Der Gemüsespargel, latein. Asparagus officinalis L., ist eine mehrjährige, krautige Pflanze, dessen unterirdische Triebe aus einem Rhizom hervorgehen, das als Speicherorgan im Boden verbleibt. Die Spargelsaison geht traditionell von Ende April bis zum 24. Juni, dem Johannitag. Die Pflanzen haben so eine ausreichende Regenerationszeit, in der sie neue Triebe für das nächste Jahr austreiben.
Viele nennen den Spargel oft auch essbares Elfenbein, da sein zeitaufwendiger Anbau und die Ernte von Hand ein Preisniveau nach sich zieht, das mit anderen Gemüsesorten nicht vergleichbar ist. Die erste Ernte auf einem neuen Spargelfeld kann erst drei Jahre nach der Anpflanzung erfolgen, was den Preis zusätzlich rechtfertigt. Die Spargelpreise schwanken teilweise sehr stark innerhalb einer Saison und wer möglichst oft in den Genuss von frischem, heimischem Spargel kommen möchte, sollte die Preise vergleichen.
Der Gemüsespargel mag wasser- und luftdurchlässigen Boden, dazu muss die Erde einen niedrigen Grundwasserspiegel aufweisen, da der Wurzelstock wärmebedürftig ist. Der Humusgehalt sollte zwischen 1 bis 5 % betragen. Dazu kommt, dass sich die Erde im Frühjahr schnell erwärmen muss, die Felder sollten sich in sonniger Lage befinden. Leicht sandiger Boden lässt die Triebe gerade wachsen, wohingegen lehmiger Boden die Stangen krumm werden lässt. Durch das Abdecken des Spargelbeets mit Folie lässt sich der Erntebeginn verfrühen, daher sieht man hierzulande immer mehr abgedeckte Felder.
Bei der Fruchtfolge kann selbst nach 10 Jahren noch mit einer größeren Ertragseinbuße gerechnet werden, da Pilzsporen einen erfolgreichen Anbau verhindern. Am Ende dieser Dekade wachsen die Spargelstangen immer dünner, so dass sich nach etwa 10 Jahren ein neuer Standort empfiehlt. Spargel lässt sich auf einem Feld demnach nur 7 Jahre lang anbauen.
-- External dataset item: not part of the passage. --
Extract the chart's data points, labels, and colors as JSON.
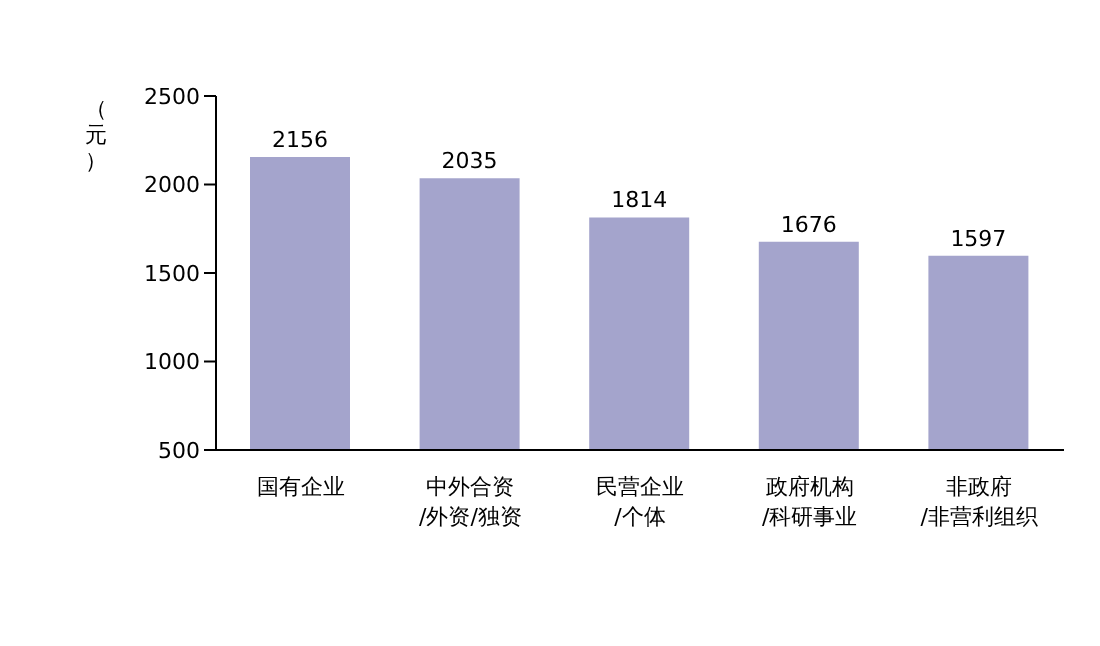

Der Handel und auch viele Spargelliebhaber bevorzugen den weißen Spargel ohne violette Einfärbungen. Da sich die Stangen an der Luft innerhalb weniger Stunden violett verfärben, sind im Handel nur selten rein weiße Stangen erhältlich. Der Geschmack wird durch die Verfärbung nicht beeinträchtigt. Der im Handel angebotene Grünspargel ist meist geringfügig günstiger als der weiße Spargel, da er bei Anbau und Ernte minimal weniger Aufwand bereitet. In Deutschland ist der Bleichspargel marktbeherrschend und nur wenige Anbaugebiete beschäftigen sich mit dem Grünspargel.
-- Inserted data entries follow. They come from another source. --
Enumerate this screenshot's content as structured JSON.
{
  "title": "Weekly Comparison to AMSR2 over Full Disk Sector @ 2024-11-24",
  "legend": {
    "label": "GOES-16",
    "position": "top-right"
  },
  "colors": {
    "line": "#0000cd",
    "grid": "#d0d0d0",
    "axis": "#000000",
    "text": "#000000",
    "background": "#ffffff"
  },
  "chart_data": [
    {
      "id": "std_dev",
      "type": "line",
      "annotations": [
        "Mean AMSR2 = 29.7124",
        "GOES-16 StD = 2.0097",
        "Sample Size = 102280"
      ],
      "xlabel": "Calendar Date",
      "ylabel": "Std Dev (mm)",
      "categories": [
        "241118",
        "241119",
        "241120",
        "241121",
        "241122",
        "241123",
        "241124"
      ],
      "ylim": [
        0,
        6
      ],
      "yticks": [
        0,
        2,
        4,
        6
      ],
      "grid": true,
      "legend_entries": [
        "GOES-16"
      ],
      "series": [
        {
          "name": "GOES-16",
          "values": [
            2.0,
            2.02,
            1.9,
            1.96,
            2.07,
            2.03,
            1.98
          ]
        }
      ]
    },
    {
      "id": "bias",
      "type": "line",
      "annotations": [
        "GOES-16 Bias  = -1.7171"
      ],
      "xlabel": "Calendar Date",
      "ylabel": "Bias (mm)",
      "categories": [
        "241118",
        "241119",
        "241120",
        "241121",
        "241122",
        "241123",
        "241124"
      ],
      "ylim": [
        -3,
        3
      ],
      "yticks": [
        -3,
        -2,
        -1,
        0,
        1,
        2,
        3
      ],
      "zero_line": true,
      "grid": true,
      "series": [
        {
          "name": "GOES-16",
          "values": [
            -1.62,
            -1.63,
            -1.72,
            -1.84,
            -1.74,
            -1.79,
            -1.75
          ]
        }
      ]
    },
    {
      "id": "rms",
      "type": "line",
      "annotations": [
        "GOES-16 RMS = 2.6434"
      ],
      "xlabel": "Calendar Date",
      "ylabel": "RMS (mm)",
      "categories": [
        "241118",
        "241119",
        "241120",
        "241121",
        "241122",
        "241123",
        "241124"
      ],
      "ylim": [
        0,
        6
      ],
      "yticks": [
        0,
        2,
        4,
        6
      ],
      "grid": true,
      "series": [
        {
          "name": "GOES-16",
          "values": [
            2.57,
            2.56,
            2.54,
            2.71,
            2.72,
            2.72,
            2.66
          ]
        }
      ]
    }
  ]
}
Der Beginn der Erntezeit von Spargel ist stark witterungsabhängig. Je später der Frühling einsetzt und den Boden erwärmt, desto später kann die Ernte beginnen. Die Stechzeit kann allerdings nicht beliebig verlängert werden, da die Pflanzen noch ausreichend Zeit zur Regeneration benötigen. Der Grünspargel wird ebenerdig gepflanzt und wenn die Triebe ca. 15 cm lang sind, werden sie knapp unter der Oberfläche abgeschnitten. Die Deckblätter der Köpfe dürfen sich vor der Ernte nicht lockern, daher wird bei warmem Wetter täglich geerntet.
Weißer Spargel wächst unter den sogenannten Spargeldämmen. Da eine Stange bei gutem Wetter ca. 75 Millimeter wachsen kann, werden die Felder an sonnigen Tagen einmal morgens und einmal nachmittags durchgesehen und abgeerntet. Mit einer Schaufel wird der Spargeldamm angehoben, bis sich Risse zeigen.
Damit zeigt sich, wo der Spargel wächst und kann mit den Händen freigelegt werden. Um nebenstehende Stangen nicht zu beschädigen, reicht das Freilegen des Kopfes allein nicht aus. Der Damm wird nach dem Stechen wieder glatt gestrichen und die Löcher geschlossen.